When this page was created on May the 12th, 2020, we are proud to say that it was the $crooge McDuck Wiki's 5000th Page! |
Don Donald is an animated cartoon short, officially part of the Mickey Mouse series but widely acknowledged as the first episode of the Donald Duck spin-off. Written by Webb Smith, Otto Englander and Merrill De Maris, it was directed by Ben Sharpsteen and features Donald Duck as well as the debuts of Donna Duck, of Donald's Burro, and, notably, of the 313.
Plot[]
In Mexico, Donald Duck has begun wooing Donna Duck. Everything is going well with Donald's old-fashioned sombrero-wearing serenade-playing approach to romance, until Donald forgets himself and laughs uproariously at a blunder of Donna's. Trying to save the situation, Donald trades his burro for a fancy new car — but as usual, the attempt to win Donna back doesn't go as planned!
References[]
- Donna Duck and Donald Duck appear to have been dating for some time, as Donna has a canvas portrait of the two of them in her room (which he tears apart in anger after the breakup).
- Donald buys the 313 fully-built, trading his burro for it. However, it breaks down at the end of the story.
Continuity[]
- Like many other cartoons of the period, Don Donald received an illustrated one-page story "adaption", Don Donald (1937), which came out in the pages of the Good Housekeeping magazine the same month as the cartoon itself. However, that Don Donald’s events did not match those of the cartoons, instead seemingly taking place at an earlier point in Donald and Donna's courtship and ending with them still together with no 313 in sight.

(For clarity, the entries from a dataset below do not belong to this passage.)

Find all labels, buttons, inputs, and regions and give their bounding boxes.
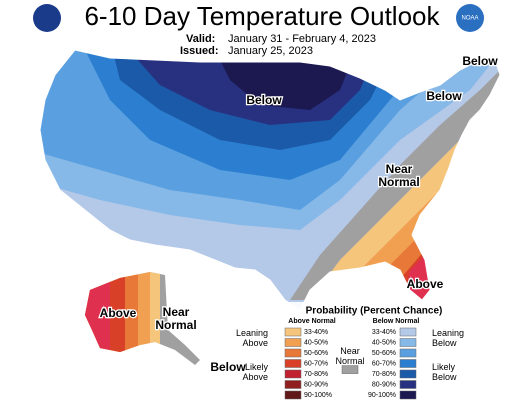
valid-dates: January 31 - February 4, 2023: [228, 33, 376, 45]
legend-group-label: Leaning Below: [432, 328, 464, 348]
legend-swatch: [399, 390, 417, 400]
legend-range: 90-100%: [304, 392, 332, 399]
legend-group-label: Leaning Above: [236, 328, 268, 348]
legend-range: 60-70%: [304, 360, 328, 367]
legend-range: 80-90%: [372, 381, 396, 388]
doc-logo: [33, 4, 61, 32]
issued-label: Issued:: [180, 45, 219, 57]
map-label: Below: [246, 93, 282, 107]
legend-swatch: [284, 390, 302, 400]
map-label: Below: [426, 89, 462, 103]
valid-label: Valid:: [186, 33, 215, 45]
noaa-text: NOAA: [461, 16, 478, 22]
legend-title: Probability (Percent Chance): [306, 306, 443, 317]
legend-heading: Above Normal: [288, 318, 336, 325]
legend-range: 70-80%: [372, 371, 396, 378]
legend-swatch: [284, 380, 302, 389]
legend-heading: Below Normal: [373, 318, 420, 325]
legend-group-label: Likely Below: [432, 362, 457, 382]
map-label: Above: [100, 306, 137, 320]
issued-date: January 25, 2023: [228, 45, 313, 57]
legend-swatch: [399, 369, 417, 379]
legend-group-label: Likely Above: [242, 362, 268, 382]
legend-swatch: [284, 369, 302, 379]
legend-range: 70-80%: [304, 371, 328, 378]
legend-range: 33-40%: [372, 329, 396, 336]
legend-range: 40-50%: [304, 339, 328, 346]
legend-range: 90-100%: [368, 392, 396, 399]
legend-range: 60-70%: [372, 360, 396, 367]
map-label: Below: [210, 360, 246, 374]
legend-swatch: [399, 348, 417, 358]
noaa-logo: [456, 4, 484, 32]
legend-range: 40-50%: [372, 339, 396, 346]
legend-range: 33-40%: [304, 329, 328, 336]
legend-swatch: [399, 338, 417, 347]
legend-swatch: [399, 380, 417, 389]
legend-range: 50-60%: [372, 350, 396, 357]
map-label: Near Normal: [155, 305, 196, 332]
legend-box: [238, 302, 510, 402]
map-label: Above: [407, 277, 444, 291]
map-label: Below: [462, 54, 498, 68]
legend-swatch: [399, 359, 417, 368]
map-label: Near Normal: [378, 162, 419, 189]
legend-range: 50-60%: [304, 350, 328, 357]
title: 6-10 Day Temperature Outlook: [84, 1, 440, 31]
legend-range: 80-90%: [304, 381, 328, 388]
legend-swatch: [284, 327, 302, 337]
legend-group-label: Near Normal: [335, 346, 364, 366]
legend-swatch: [284, 359, 302, 368]
legend-swatch: [341, 365, 359, 374]
legend-swatch: [284, 348, 302, 358]
legend-swatch: [399, 327, 417, 337]
legend-swatch: [284, 338, 302, 347]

- Despite this story showing Donald acquiring the 313 fully-formed, Volcano Valley (1949) and Recalled Wreck (1987) both claim that he instead built it himself from spare parts and that it is a unique model.
- The Italian story Donald Duck and the Secret of the 313 (1995, INDUCKS), meanwhile, reframes the events of Don Donald as purely an in-universe film in which Donald starred with Daisy — which itself conflicts with accounts of Donna and Daisy as real people who once met one another — but also states that Donald actually bought the 313 during the shooting of the film.
- Without going into the matter of whether it depicts true events, the frame story of the package film release Donald's Greatest Hits (1998) also refers to Don Donald as existing in-universe as a cartoon in which Donald had a starring role.
Behind the scenes[]
Don Donald was released theatrically on January the 9th, 1937. It was written by Webb Smith, Otto Englander, and Merrill De Maris, directed by Ben Sharpsteen, and animated by Fred Spencer, Dick Huemer, Al Eugster, Johnny Cannon, Milt Schaffer, Jack Hannah, and Ugo D'Orsi. It stars Clarence Nash as both Donald Duck and his love interest, Donna Duck. Its score, composed by Paul J. Smith, contains variations on two Mexican folk songs, "Cielito Lindo" and "Jarabe Tapatío".
Although, from an in-universe perspective, Donna Duck and Daisy Duck are well-established as two different characters (except in stories which deny that the events of Don Donald are canonical at all), from a real-world perspective, it is well-understood that the cartoon marked the first appearance of the fictional character who developed into Daisy with her reappearance in Mr Duck Steps Out.